Monday, June 18, 2012

Spiritual Intimacy in Shared Prayer


Do you pray with your spouse?  I’m not asking do you pray for your spouse.  Do you pray with your spouse?  I’m also not asking this as a rhetorical question.  I’d honestly like some feedback about whether or not you feel like you pray with your spouse like you should.  And if not, why not?

True, holistic, meaningful intimacy is multifaceted, and spiritual intimacy is a critical dimension of a couple’s overall intimate relationship.  Yet, many couples fail to facilitate their spiritual intimacy through shared prayer.  Why?  A time of shared prayer seems like such a simple thing.  So, why is it so often neglected?

In my experience counseling and talking with couples, wives typically want their husbands to show spiritual leadership in the marriage relationship and be the ones to initiate prayer time together.  However, men have a plethora of reasons for not doing so.  For those men who grew up going to church, many experienced a church culture that stressed the outward "performance" of spiritual disciplines.  Young men were told that they needed to look the right way, read scripture in a flawless manner, lead singing with just the right gusto, speak clearly and confidently from the pulpit, and always use the right language when praying in public worship.  The sense of perfectionism in these disciplines carried over into the home life as well.  Please understand, I am not faulting any previous generation for setting unrealistic or “performance-based standards for prayer.  For those generations, it was not a show.  It was how they perceived "giving your best to God."  Regrettably though, the stress on flowery, poetic language and carefully measured phrasing left many young men who had a different set of God-given talents with the constant sense that their best was not good enough.  So, rather than fail to live up to expectations, it was easier to simply not do anything.  And, that sense of "not good enough" prayers carried over into their marriages.

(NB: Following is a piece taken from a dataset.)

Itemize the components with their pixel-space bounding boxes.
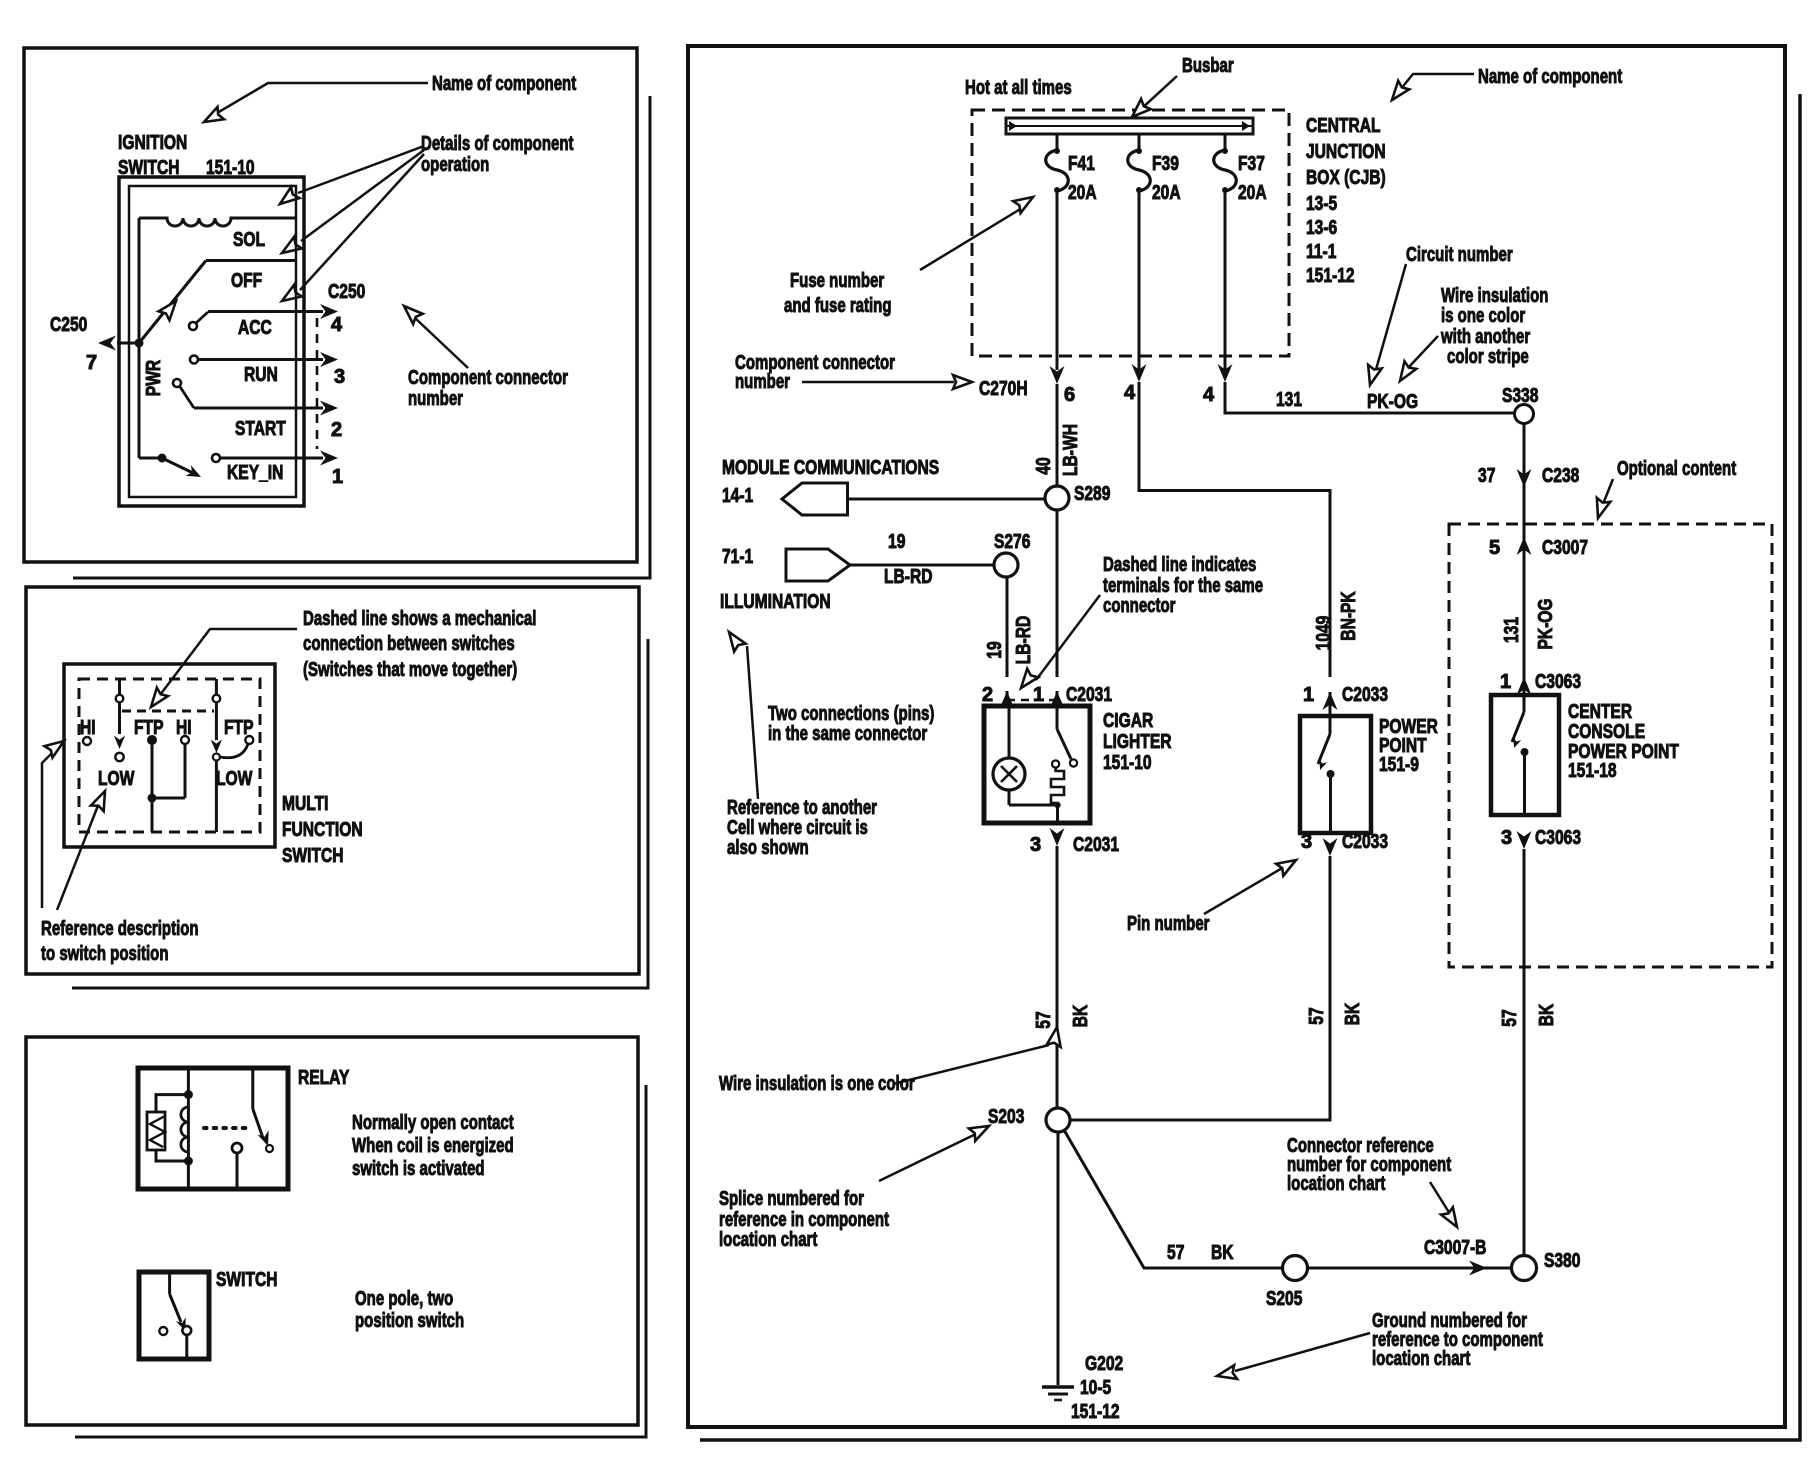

This is just one example of what can contribute to a stagnation of shared prayer in marriage.  There are many other, greatly diverse reasons a husband or wife might feel uncomfortable sharing prayer time with his/her spouse.  But, regardless of the specific reason, what do we do?  How do we overcome the barriers to a shared prayer life?

The reality is that most husbands and wives are not taught how to communicate spiritually with their mates (at least not in a way that conveys and grows spiritual intimacy). Here are a couple of suggestions that I think are critical to breaking through this barrier.  First, spouses have to become comfortable speaking honestly in their prayers with each other.  Because of the “perfection in prayer” mentality we sometimes nurture, in our prayers that we vocalize in front of our mates we have problems admitting fear, failure, uncertainty, or other feelings and situations that plague us.  Yet, when I am honest about my spiritual life before my mate, imperfections, doubts and all, I become spiritually transparent and authentic, fostering a greater spiritual intimacy.

Second, every husband and wife needs to be part of a like-gender accountability group.  Men have struggles that only other men can fully understand, and women have struggles that only other women can fully understand.  While we must seek spiritual intimacy primarily with our spouses, we also need others of like-gender to pray with and for us.  But more significantly, we need others in our lives that have permission to crack down on us and hold us accountable if they see we are doing things that will harm our marriage or our spiritual walk.

Pray for your spouse.  But more significantly, honestly and openly pray with your spouse.  It will open up a whole new level of intimacy and connectedness between you.

1 comment:

  1. We pray together, but it was incredibly awkward at first. Even now we don't pray together as often as we should. We're working on it though.